Lors de cette conférence, Mélenchon a fait face à un public composé de personnalités de la sphère numérique, notamment des utilisateurs de TikTok et Twitch, qui portent un intérêt marqué pour la politique. En excluant les médias conventionnels, il espère créer un contre-pouvoir aux voix dominantes des médias traditionnels.
« Ce n’est pas que j’ai du mépris pour qui que ce soit, mais j’espère que l’émergence de ces médias crée un contre-pouvoir », a déclaré Mélenchon, dénonçant la tendance des médias établis à reproduire une « parole dominante ». Cependant, cette approche soulève des interrogations sur l’indépendance des nouveaux médias qui, dans ce cadre, pourraient être perçus comme des relais de la propagande de LFI.
Les équipes de France Télévisions ont observé que sur les 11 questions posées lors de cette conférence, quatre provenaient de participants ayant des liens directs avec LFI. Par exemple, Lola-Fleur Whittaker, créatrice de contenu, a interrogé Mélenchon sur sa stratégie électorale, mais son affiliation à un candidat LFI lors des dernières élections municipales a été mise en avant. En réponse à cette situation, elle a affirmé : « Oui, je suis engagée et je ne m’en suis jamais cachée. Cela n’enlève rien à ma rigueur. »
Un autre participant, Samora Curier-Araque, également podcasteur, a omis de mentionner sa proximité avec LFI. Contacté après la conférence, il a admis ce « petit oubli » et a souligné l’importance de la transparence dans ses interactions. Au total, les questions venant de sympathisants de LFI ont suscité des critiques sur l’authenticité de la rencontre.

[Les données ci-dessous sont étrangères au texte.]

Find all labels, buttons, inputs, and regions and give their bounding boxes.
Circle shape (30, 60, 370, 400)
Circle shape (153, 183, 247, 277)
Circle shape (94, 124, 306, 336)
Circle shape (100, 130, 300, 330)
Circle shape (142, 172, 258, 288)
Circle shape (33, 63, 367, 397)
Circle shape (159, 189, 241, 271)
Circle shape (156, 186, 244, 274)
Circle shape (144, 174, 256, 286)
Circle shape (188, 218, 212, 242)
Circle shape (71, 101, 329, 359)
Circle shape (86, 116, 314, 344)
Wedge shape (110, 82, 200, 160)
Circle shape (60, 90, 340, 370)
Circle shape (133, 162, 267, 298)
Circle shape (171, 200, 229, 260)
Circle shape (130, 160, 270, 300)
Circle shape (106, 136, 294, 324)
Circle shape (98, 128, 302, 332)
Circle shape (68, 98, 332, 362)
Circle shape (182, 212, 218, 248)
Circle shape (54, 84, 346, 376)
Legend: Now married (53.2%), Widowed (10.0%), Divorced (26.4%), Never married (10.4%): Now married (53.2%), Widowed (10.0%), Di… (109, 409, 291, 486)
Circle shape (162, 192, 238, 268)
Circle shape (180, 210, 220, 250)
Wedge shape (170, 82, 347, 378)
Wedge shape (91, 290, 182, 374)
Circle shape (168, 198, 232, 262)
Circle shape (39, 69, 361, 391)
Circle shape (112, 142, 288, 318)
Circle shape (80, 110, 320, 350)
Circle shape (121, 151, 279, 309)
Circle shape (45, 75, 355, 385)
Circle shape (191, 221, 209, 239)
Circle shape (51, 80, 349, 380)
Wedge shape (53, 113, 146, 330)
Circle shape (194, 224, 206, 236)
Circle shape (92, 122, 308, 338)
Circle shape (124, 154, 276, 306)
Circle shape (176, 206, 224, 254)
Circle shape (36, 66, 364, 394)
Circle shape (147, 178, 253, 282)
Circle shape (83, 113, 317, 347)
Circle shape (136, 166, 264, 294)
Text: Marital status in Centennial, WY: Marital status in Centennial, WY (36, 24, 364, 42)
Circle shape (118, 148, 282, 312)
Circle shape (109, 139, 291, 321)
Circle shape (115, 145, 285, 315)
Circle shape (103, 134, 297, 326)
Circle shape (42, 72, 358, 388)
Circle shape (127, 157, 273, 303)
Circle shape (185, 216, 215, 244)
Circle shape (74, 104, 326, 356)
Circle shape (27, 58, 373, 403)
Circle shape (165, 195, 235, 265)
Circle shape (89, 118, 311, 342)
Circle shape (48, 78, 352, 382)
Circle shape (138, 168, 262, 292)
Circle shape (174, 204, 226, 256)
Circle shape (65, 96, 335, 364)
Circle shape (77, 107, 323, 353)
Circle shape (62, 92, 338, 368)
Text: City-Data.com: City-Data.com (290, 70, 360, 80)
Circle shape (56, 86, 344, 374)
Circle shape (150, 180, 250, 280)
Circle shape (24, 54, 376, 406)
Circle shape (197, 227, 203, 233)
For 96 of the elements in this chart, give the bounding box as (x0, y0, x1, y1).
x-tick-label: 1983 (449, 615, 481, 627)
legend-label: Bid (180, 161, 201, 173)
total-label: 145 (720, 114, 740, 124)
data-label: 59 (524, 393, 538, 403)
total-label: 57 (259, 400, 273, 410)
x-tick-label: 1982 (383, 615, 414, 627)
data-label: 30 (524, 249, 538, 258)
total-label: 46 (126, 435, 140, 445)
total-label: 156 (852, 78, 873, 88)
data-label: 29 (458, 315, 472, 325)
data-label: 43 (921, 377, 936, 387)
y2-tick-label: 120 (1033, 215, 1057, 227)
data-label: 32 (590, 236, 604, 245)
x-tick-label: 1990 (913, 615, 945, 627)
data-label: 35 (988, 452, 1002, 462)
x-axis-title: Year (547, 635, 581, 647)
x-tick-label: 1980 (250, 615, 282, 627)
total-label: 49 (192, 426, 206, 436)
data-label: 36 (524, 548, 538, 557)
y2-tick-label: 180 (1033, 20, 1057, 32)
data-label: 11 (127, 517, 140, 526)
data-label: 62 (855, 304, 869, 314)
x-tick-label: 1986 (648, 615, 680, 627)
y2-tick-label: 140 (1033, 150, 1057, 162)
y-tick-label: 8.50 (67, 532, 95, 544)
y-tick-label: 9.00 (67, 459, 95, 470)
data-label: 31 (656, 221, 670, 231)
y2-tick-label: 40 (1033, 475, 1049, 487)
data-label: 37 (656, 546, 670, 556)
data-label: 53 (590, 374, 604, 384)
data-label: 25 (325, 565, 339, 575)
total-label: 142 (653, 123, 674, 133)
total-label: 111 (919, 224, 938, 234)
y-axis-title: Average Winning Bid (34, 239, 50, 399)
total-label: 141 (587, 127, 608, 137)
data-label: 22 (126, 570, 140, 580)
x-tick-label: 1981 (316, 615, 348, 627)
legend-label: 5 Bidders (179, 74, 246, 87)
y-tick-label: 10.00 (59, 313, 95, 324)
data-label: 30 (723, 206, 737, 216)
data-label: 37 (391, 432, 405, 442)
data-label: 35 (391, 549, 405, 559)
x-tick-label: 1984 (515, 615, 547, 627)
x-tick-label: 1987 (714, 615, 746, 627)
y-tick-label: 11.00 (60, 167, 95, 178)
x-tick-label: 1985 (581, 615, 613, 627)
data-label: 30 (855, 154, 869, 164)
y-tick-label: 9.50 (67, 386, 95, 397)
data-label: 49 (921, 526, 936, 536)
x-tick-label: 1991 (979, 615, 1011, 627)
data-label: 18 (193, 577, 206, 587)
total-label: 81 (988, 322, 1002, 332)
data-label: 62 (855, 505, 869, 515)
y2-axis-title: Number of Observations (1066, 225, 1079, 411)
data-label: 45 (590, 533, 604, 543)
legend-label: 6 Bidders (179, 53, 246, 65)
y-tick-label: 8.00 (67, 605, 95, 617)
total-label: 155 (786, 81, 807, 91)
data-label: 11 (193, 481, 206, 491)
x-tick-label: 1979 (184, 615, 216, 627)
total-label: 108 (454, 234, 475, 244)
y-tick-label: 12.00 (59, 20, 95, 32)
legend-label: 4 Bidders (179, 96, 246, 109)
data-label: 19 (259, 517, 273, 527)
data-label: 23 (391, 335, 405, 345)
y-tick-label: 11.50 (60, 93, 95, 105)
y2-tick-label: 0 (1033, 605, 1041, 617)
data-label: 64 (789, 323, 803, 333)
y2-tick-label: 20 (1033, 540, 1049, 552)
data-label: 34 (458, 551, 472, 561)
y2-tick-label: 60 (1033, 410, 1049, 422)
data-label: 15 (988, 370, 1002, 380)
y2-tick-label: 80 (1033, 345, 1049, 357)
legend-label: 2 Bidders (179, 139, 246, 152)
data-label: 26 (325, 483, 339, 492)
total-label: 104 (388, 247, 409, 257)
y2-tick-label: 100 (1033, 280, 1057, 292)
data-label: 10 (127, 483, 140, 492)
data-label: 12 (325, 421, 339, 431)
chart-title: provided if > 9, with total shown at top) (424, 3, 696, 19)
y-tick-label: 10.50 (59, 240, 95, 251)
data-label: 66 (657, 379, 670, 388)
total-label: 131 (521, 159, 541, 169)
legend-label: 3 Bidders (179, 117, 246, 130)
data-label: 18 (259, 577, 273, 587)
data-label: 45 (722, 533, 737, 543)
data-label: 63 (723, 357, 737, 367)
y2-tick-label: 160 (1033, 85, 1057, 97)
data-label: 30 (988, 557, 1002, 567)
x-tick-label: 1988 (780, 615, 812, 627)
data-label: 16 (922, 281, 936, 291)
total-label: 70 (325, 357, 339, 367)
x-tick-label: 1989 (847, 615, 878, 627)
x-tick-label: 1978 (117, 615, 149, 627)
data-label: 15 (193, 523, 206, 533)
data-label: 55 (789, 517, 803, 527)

Une streameuse, connue sous le pseudo @emmodem, a défendu sa position en déclarant que son affiliation politique n’entrave pas son travail. « Si l’argument pour discréditer cette conférence, c’est juste ça et notre légitimité en tant que médias, on serait tous inféodés à la France insoumise », a-t-elle insisté, ajoutant que la transparence est essentielle pour maintenir la confiance des audiences.
De son côté, LFI a minimisé la polémique, la qualifiant de « tempête dans un verre d’eau ». Éric Coquerel, député de Seine-Saint-Denis, a souligné que chaque responsable politique choisit les médias avec lesquels il souhaite s’exprimer. Il a assuré que LFI continue d’interagir avec la presse traditionnelle, n’hésitant pas à rappeler que ces conférences de presse mensuelles sont conçues pour diversifier les canaux de communication.
À l’approche des élections présidentielles, ces rencontres avec les nouveaux médias pourraient devenir un élément central de la stratégie de communication de LFI. En favorisant un dialogue direct avec des influenceurs, Mélenchon espère capter l’attention d’une audience plus jeune, souvent délaissée par les médias traditionnels.
Alors que se dessinent les contours de cette nouvelle forme d’interaction politique, il reste à voir comment ces pratiques influenceront le paysage médiatique et les perceptions du public concernant l’objectivité et l’impartialité des nouveaux médias.